Will Shields has done a pretty good job of trying to keep his mind off of this Saturday’s events in Indianapolis.
Yet, he admits the idea of being voted into the Pro Football Hall of Fame can be an overwhelming thought.
“It’s nothing to be nonchalant about; it’s huge,” said the former Kansas City Chiefs guard. “It would be a great ending to a great career. It is really a big deal, but you don’t want to dwell on it and over think about it.”
There is a good chance Shields will need to start thinking about his Hall of Fame acceptance speech. Shields is one of 17 finalists for election into the Canton, Ohio, museum. It is Shields’ first year on the ballot. He is considered to have a strong chance to be inducted. Former Raiders receiver Tim Brown and tackle Willie Roaf -- who played with Shields for four years in Kansas City -- are also former AFC West players who are finalists. All three have a chance to make it, but Shields may have the best chance of the three AFC West finalists to be inducted.

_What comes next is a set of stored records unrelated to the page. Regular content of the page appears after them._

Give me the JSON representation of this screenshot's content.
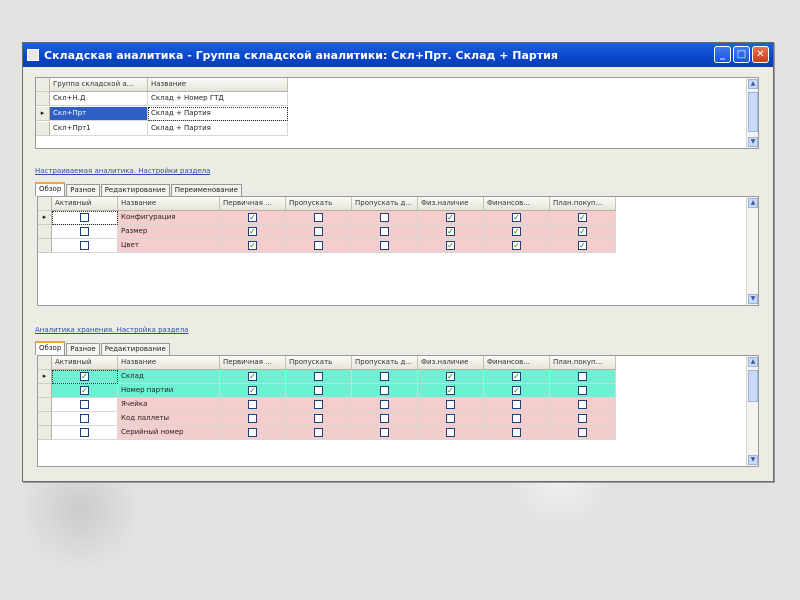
{
  "window": {
    "title": "Складская аналитика - Группа складской аналитики: Скл+Прт. Склад + Партия"
  },
  "groups_grid": {
    "headers": [
      "Группа складской а...",
      "Название"
    ],
    "rows": [
      {
        "code": "Скл+Н.Д",
        "name": "Склад + Номер ГТД",
        "selected": false
      },
      {
        "code": "Скл+Прт",
        "name": "Склад + Партия",
        "selected": true
      },
      {
        "code": "Скл+Прт1",
        "name": "Склад + Партия",
        "selected": false
      }
    ]
  },
  "section1": {
    "label": "Настраиваемая аналитика. Настройки раздела",
    "tabs": [
      "Обзор",
      "Разное",
      "Редактирование",
      "Переименование"
    ],
    "active_tab": 0,
    "headers": [
      "Активный",
      "Название",
      "Первичная ...",
      "Пропускать",
      "Пропускать д...",
      "Физ.наличие",
      "Финансов...",
      "План.покуп..."
    ],
    "rows": [
      {
        "active": false,
        "name": "Конфигурация",
        "checks": [
          true,
          false,
          false,
          true,
          true,
          true
        ]
      },
      {
        "active": false,
        "name": "Размер",
        "checks": [
          true,
          false,
          false,
          true,
          true,
          true
        ]
      },
      {
        "active": false,
        "name": "Цвет",
        "checks": [
          true,
          false,
          false,
          true,
          true,
          true
        ]
      }
    ]
  },
  "section2": {
    "label": "Аналитика хранения. Настройка раздела",
    "tabs": [
      "Обзор",
      "Разное",
      "Редактирование"
    ],
    "active_tab": 0,
    "headers": [
      "Активный",
      "Название",
      "Первичная ...",
      "Пропускать",
      "Пропускать д...",
      "Физ.наличие",
      "Финансов...",
      "План.покуп..."
    ],
    "rows": [
      {
        "active": true,
        "name": "Склад",
        "highlight": true,
        "checks": [
          true,
          false,
          false,
          true,
          true,
          false
        ]
      },
      {
        "active": true,
        "name": "Номер партии",
        "highlight": true,
        "checks": [
          true,
          false,
          false,
          true,
          true,
          false
        ]
      },
      {
        "active": false,
        "name": "Ячейка",
        "highlight": false,
        "checks": [
          false,
          false,
          false,
          false,
          false,
          false
        ]
      },
      {
        "active": false,
        "name": "Код паллеты",
        "highlight": false,
        "checks": [
          false,
          false,
          false,
          false,
          false,
          false
        ]
      },
      {
        "active": false,
        "name": "Серийный номер",
        "highlight": false,
        "checks": [
          false,
          false,
          false,
          false,
          false,
          false
        ]
      }
    ]
  },
  "colors": {
    "titlebar": "#0a45c8",
    "row_pink": "#f6cdcd",
    "row_green": "#6ef0d2",
    "selection": "#2f5fc4",
    "check_green": "#1a7a1a"
  }
}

Shields, 40, played for the Chiefs from 1993-2006. The Fort Riley, Kan., native was a third-round draft pick out of Nebraska. He started every game of his career but the first game of his rookie season. His streak of 223 straight starts was the second-longest active streak in the NFL at the time of his retirement. Shields made 12 Pro Bowls, which is one of the highest totals of all time regardless of position.
As strong as his résumé was on the field, it was as extraordinary off the field. Shields was known as one of the most charitable players in the NFL in his era and he was won the prestigious NFL Man of the Year award in 2003.
"Looking back, I think I’m most proud of everything as a combination,” Shields said of his proudest NFL moment. “The Pro Bowls, the streak, the Man of the Year. All of it was special to me.”
Shields has continued his chartable work in the Kansas City area and he runs a gym and performance center where he said his company trains “kindergartners to an 89-year-old” in the area.
Shields said he is seriously considering getting involved in coaching. He has spent the past two summers interning with the New York Jets and he has coached at some college all-star games in addition to training some NFL prospects in recent years.
“I think I might be getting into coaching sooner than later,” Shields said. “I always want to be around the game.”
Saturday, Shields may reach football royalty.